Naturally, this has some pundits claiming that the vinyl boom is over. I point to this article from the Wall Street Journal (subscription required) that says high prices and poor quality are driving people away from the format. Again.
I’ll grant that some labels and manufacturers are taking shortcuts by simply transferring a digital file to vinyl, something that inevitably results in a substandard record. Some are using poor quality vinyl or cutting corners on vinyl weight, the exact sort of practices that plagued vinyl records in the late 70s and early 80s. No wonder we couldn’t wait to dump our vinyl for compact discs. And because prices have risen ridiculously, people are no doubt pissed off at a lot of what’s available these days. No wonder the doomsayers are out.
I beg to differ for a number of reasons.
(1) The sale of new vinyl is only part of the equation. The sales figures don’t account for the millions of record that change hands on the used market. My experience has been that record shows have never been more crowded nor interest in sites like eBay and Discogs been greater.

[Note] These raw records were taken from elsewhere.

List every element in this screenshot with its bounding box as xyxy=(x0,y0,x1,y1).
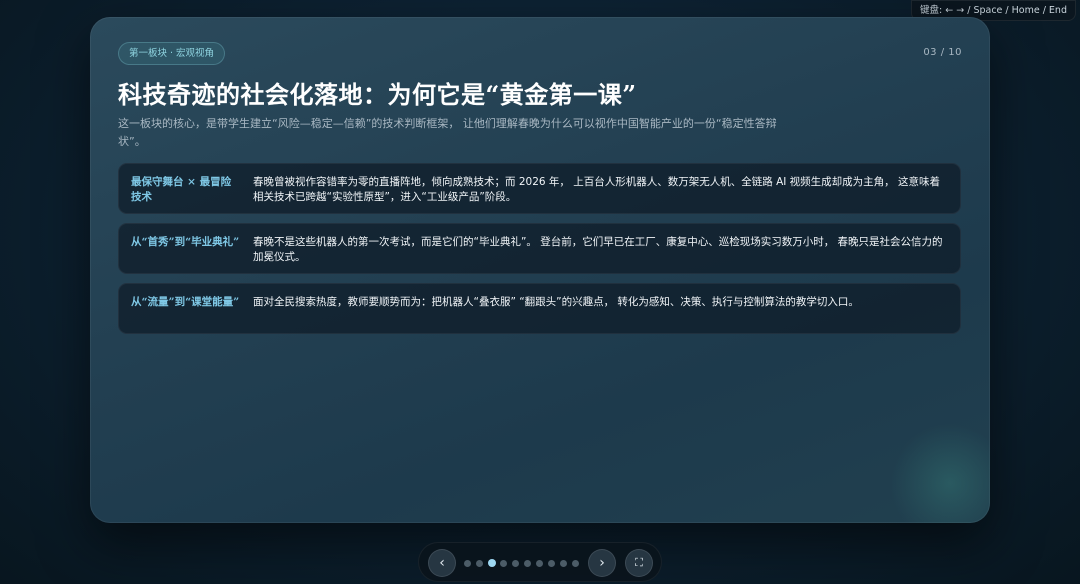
slide-dot[interactable] xyxy=(464,560,471,567)
slide-dot[interactable] xyxy=(524,560,531,567)
point-card: 从“首秀”到“毕业典礼” 春晚不是这些机器人的第一次考试，而是它们的“毕业典礼”… xyxy=(118,223,961,274)
point-label: 从“流量”到“课堂能量” xyxy=(131,296,240,308)
slide-card: 第一板块 · 宏观视角 03 / 10 科技奇迹的社会化落地：为何它是“黄金第一… xyxy=(90,17,990,523)
slide-dot[interactable] xyxy=(476,560,483,567)
slide-dot[interactable] xyxy=(536,560,543,567)
fullscreen-icon: ⛶ xyxy=(635,556,643,569)
slide-dot[interactable] xyxy=(512,560,519,567)
slide-dot[interactable] xyxy=(572,560,579,567)
section-badge: 第一板块 · 宏观视角 xyxy=(118,42,226,65)
point-list: 最保守舞台 × 最冒险技术 春晚曾被视作容错率为零的直播阵地，倾向成熟技术；而 … xyxy=(118,163,961,343)
slide-dot[interactable] xyxy=(500,560,507,567)
slide-dot[interactable] xyxy=(548,560,555,567)
point-text: 面对全民搜索热度，教师要顺势而为：把机器人“叠衣服” “翻跟头”的兴趣点， 转化… xyxy=(253,296,859,308)
slide-dot[interactable] xyxy=(488,559,496,567)
next-slide-button[interactable]: › xyxy=(588,549,616,577)
decorative-glow xyxy=(890,423,990,523)
fullscreen-button[interactable]: ⛶ xyxy=(625,549,653,577)
chevron-right-icon: › xyxy=(599,555,605,571)
slide-title: 科技奇迹的社会化落地：为何它是“黄金第一课” xyxy=(118,80,637,109)
point-text: 春晚不是这些机器人的第一次考试，而是它们的“毕业典礼”。 登台前，它们早已在工厂… xyxy=(253,236,943,263)
point-label: 从“首秀”到“毕业典礼” xyxy=(131,236,240,248)
point-card: 最保守舞台 × 最冒险技术 春晚曾被视作容错率为零的直播阵地，倾向成熟技术；而 … xyxy=(118,163,961,214)
page-counter: 03 / 10 xyxy=(923,47,962,58)
slide-dot[interactable] xyxy=(560,560,567,567)
point-text: 春晚曾被视作容错率为零的直播阵地，倾向成熟技术；而 2026 年， 上百台人形机… xyxy=(253,176,941,203)
point-card: 从“流量”到“课堂能量” 面对全民搜索热度，教师要顺势而为：把机器人“叠衣服” … xyxy=(118,283,961,334)
prev-slide-button[interactable]: ‹ xyxy=(428,549,456,577)
slide-navigation: ‹ › ⛶ xyxy=(418,542,662,582)
chevron-left-icon: ‹ xyxy=(439,555,445,571)
slide-subtitle: 这一板块的核心，是带学生建立“风险—稳定—信赖”的技术判断框架， 让他们理解春晚… xyxy=(118,117,777,148)
point-label: 最保守舞台 × 最冒险技术 xyxy=(131,176,232,203)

(2) More modern record pressing plants are coming online all over the world, including Canada. These new plants are capable of manufacturing high-quality records. Even Sony is getting back into the pressing game after being out of it for 30 years.
(3) Turntable sales continue to increase.
(4) Record Store Day, a major driver of vinyl sales. was a bit of a disappointment this year. The consensus was that there were too few exciting releases.
Still, there are those who say that a nine-year run is a “fad.” Yes, the straight line upward vector has been disrupted this year, but that doesn’t mean it can’t recover.
Relax, people. Let’s not get all knee-jerk about this.